Some might move on, seeking greener pastures.
Some get told their services are no longer required. Others opt to hang up the boots.
Inevitably, such traffic impacts on supporters, who develop emotional attachments to the men wearing their team’s colours.
But in general, fans find it easier to accept the departure of a crowd favourite if they are confident the club will sign a superior replacement.
And this is where the Newcastle Jets may struggle to put a positive spin on yesterday’s decision to release Tarek Elrich, Jeremy Brockie and Ali Abbas.
Elrich, Brockie and Abbas are players of proven A-League quality.
They are also popular with the Novocastrian faithful, especially Elrich, who is the club’s most-capped player and was the sole remaining member of Newcastle’s grand final triumph four years ago.
If Jets management could guarantee that they will recruit three players better than Elrich, Brockie and Abbas, fans would have little cause for complaint.

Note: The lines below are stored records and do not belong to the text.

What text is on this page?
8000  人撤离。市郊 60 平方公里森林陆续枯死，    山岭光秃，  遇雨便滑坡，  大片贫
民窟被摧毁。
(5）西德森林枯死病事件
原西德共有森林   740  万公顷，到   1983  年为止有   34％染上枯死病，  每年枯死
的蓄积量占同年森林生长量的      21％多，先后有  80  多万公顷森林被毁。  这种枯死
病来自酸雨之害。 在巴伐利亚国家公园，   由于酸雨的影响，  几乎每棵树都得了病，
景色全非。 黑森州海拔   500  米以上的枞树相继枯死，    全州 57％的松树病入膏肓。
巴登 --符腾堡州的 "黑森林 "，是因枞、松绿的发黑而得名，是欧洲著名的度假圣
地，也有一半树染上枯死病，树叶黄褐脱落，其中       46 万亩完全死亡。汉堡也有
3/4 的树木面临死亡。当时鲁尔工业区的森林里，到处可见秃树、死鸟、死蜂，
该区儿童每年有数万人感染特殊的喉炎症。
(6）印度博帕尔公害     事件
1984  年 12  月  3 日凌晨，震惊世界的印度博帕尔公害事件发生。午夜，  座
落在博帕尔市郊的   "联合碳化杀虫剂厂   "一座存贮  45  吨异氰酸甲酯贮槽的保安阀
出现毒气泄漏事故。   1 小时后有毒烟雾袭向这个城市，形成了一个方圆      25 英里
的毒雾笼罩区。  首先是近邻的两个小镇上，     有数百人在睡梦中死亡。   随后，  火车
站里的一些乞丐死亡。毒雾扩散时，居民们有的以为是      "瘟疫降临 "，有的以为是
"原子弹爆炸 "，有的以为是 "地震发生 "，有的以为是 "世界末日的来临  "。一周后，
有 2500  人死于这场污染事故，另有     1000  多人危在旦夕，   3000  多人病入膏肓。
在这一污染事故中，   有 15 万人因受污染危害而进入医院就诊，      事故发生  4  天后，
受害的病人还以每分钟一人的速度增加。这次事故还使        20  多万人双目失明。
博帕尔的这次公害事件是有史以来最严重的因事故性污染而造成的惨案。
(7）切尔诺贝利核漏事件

But therein lies the problem.
Faith in Hunter Sports Group’s acumen has been shaken by events of the past 18 months.
This is the organisation that signed marquee player Jason Culina, on crutches, to a $2.65million deal, then tried to sack him when he broke down at training.
The same organisation that signed coach Branko Culina to a four-year deal, then punted him before the first season kicked off, for reasons still unexplained.
The same organisation that paid Chris Payne around $200,000 for 10 minutes of A-League game-time before he was sent packing.
And, of course, the same organisation that tried to renege on a 10-year A-League licence.
Now they would like us to believe they can assemble a squad to challenge for the title, which will take some doing, given that they have missed the play-offs for the past two seasons.
This is the challenge facing Jets coach Gary van Egmond, and his ability to kick goals on the transfer market in coming months will be as crucial as any tactical expertise he offers on the pitch.
Van Egmond can obviously coach. In his first two seasons at the Jets they finished third and as champions, which looks good on any CV.
With regard to recruiting, however, his track record is hit and miss.
He has an eye for outstanding young talent, as evidenced by the likes of James Holland, Song Jin-hyung and Ben Kantarovski.
But other high-profile signings from overseas, including Edmundo Zura, Jesper Hakansson, Jorge Drovandi and Donny de Groot, were expensive flops.
Thomas Broich and Besart Berisha have shown how much difference class imports can make to an A-League side.
There must be players of similar standard floating around in various leagues across the globe.
It is a matter of identifying them and agreeing to their financial demands.
But with any signing, there has to be an element of guesswork.
Jets officials are no doubt confident they can adequately fill the boots of Elrich, Brockie and Abbas.
Fans are entitled to say they will believe it when they see it.